Hey Pell, if you’re going to say “But then your not very intelligent are you” it’d work better if you knew the difference between your and you’re. You need to try harder with this meltdown. The rage is there but it’s not exactly creative, y’know? We’ve heard all this before.
This is such a beautiful little example of smackdown fail that it deserves to be preserved for posterity.
Falconer – oh, yeah, I know it’s Herriman’s style (I know Krazy Kat) but it just didn’t quite work for me for Mehitabel. 🙂
Kittehserf, you fucking idiot, I’ve had 100s of sexual partners, so your virgin shaming failed, but it’s still not very feminist dumb female.
Wait, I have a “not very intelligent are you”…what is this thing and where is it stored?
@Kittehs — sorry for that bit of mansplaining.

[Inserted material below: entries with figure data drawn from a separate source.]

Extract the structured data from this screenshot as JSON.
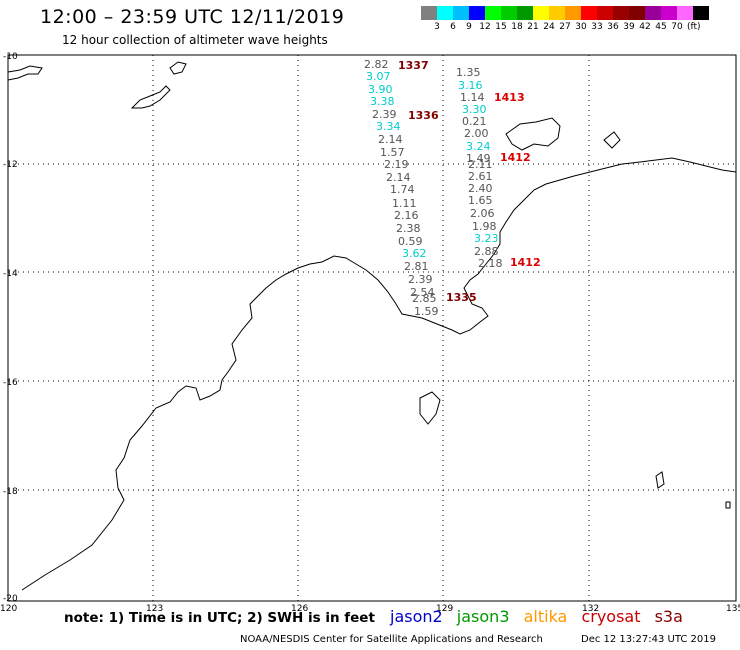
{
  "header": {
    "title": "12:00 – 23:59 UTC 12/11/2019",
    "subtitle": "12 hour collection of altimeter wave heights"
  },
  "colorbar": {
    "colors": [
      "#808080",
      "#00ffff",
      "#00bfff",
      "#0000ff",
      "#00ff00",
      "#00cc00",
      "#009900",
      "#ffff00",
      "#ffcc00",
      "#ff9900",
      "#ff0000",
      "#cc0000",
      "#990000",
      "#800000",
      "#990099",
      "#cc00cc",
      "#ff66ff",
      "#000000"
    ],
    "labels": [
      "3",
      "6",
      "9",
      "12",
      "15",
      "18",
      "21",
      "24",
      "27",
      "30",
      "33",
      "36",
      "39",
      "42",
      "45",
      "70"
    ],
    "unit": "(ft)"
  },
  "map": {
    "lon_labels": [
      "120",
      "123",
      "126",
      "129",
      "132",
      "135"
    ],
    "lat_labels": [
      "-10",
      "-12",
      "-14",
      "-16",
      "-18",
      "-20"
    ],
    "track_a": [
      "2.82",
      "3.07",
      "3.90",
      "3.38",
      "2.39",
      "3.34",
      "2.14",
      "1.57",
      "2.19",
      "2.14",
      "1.74",
      "1.11",
      "2.16",
      "2.38",
      "0.59",
      "3.62",
      "2.81",
      "2.39",
      "2.54",
      "2.85",
      "1.59"
    ],
    "track_b": [
      "1.35",
      "3.16",
      "1.14",
      "3.30",
      "0.21",
      "2.00",
      "3.24",
      "1.49",
      "2.11",
      "2.61",
      "2.40",
      "1.65",
      "2.06",
      "1.98",
      "3.23",
      "2.88",
      "2.18"
    ],
    "pass_times": [
      "1337",
      "1336",
      "1335",
      "1413",
      "1412",
      "1412"
    ]
  },
  "footer": {
    "note": "note:  1) Time is in UTC; 2) SWH is in feet",
    "satellites": [
      {
        "name": "jason2",
        "color": "#0000cc"
      },
      {
        "name": "jason3",
        "color": "#009900"
      },
      {
        "name": "altika",
        "color": "#ff9900"
      },
      {
        "name": "cryosat",
        "color": "#cc0000"
      },
      {
        "name": "s3a",
        "color": "#880000"
      }
    ],
    "credit": "NOAA/NESDIS Center for Satellite Applications and Research",
    "timestamp": "Dec 12 13:27:43 UTC 2019"
  }
}
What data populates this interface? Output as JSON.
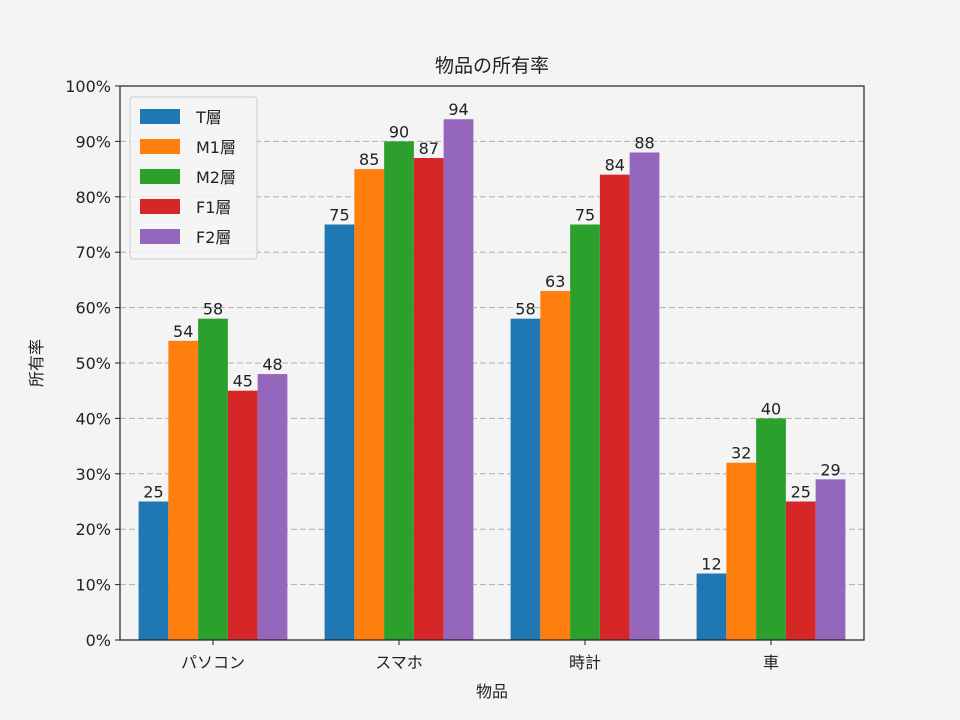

Kick-the-Pell is my favorite sport to watch 😀
So, you’ve had a couple?
Did I call it, or did I call it? Pell, my dear man, you have two hands. Please go wank into a sock or the shower or something and stop wanking all over the thread.
Pell has hundreds of hands. It’s why he spells so badly, there are only so many hands that the brain can manage effectively at once.
@argenti I love this quote from the article. I almost yelled “Quelle surprise!”,
Uh, do I want to read the rest of the thread or what?
Another lovely gem of smackdown fail.
Once, I was the king of Spain.
Royalty, man, it looked good on me.
I know, right? Like, obvious thing is obvious!
Cassandra — octo…whatever plural we decided on…manage it!
Actually, fuck it. That debate is way more interesting than Pell.
Octopī? Octopodes? Octopedes? Octopuses? Octopus is already plural?
SEA BEASTIES!!
Shiraz — depends, are you familiar with Pell? Because HE’S BACK!!
If not, his whole game is trying to be as offensive as possible, making claims to greatness, insulting anyone and everyone, and generally acting like a spoiled entitled little brat.
Cassandra, why dont you leave the witty banter to others sweetheart.
If someone felt obligated to reveal their numerous sexual exploits after a hypothetical “virgin shaming,” then wouldn’t the shaming have succeeded? Like… the person felt ashamed at the label “virgin” being ascribed to him?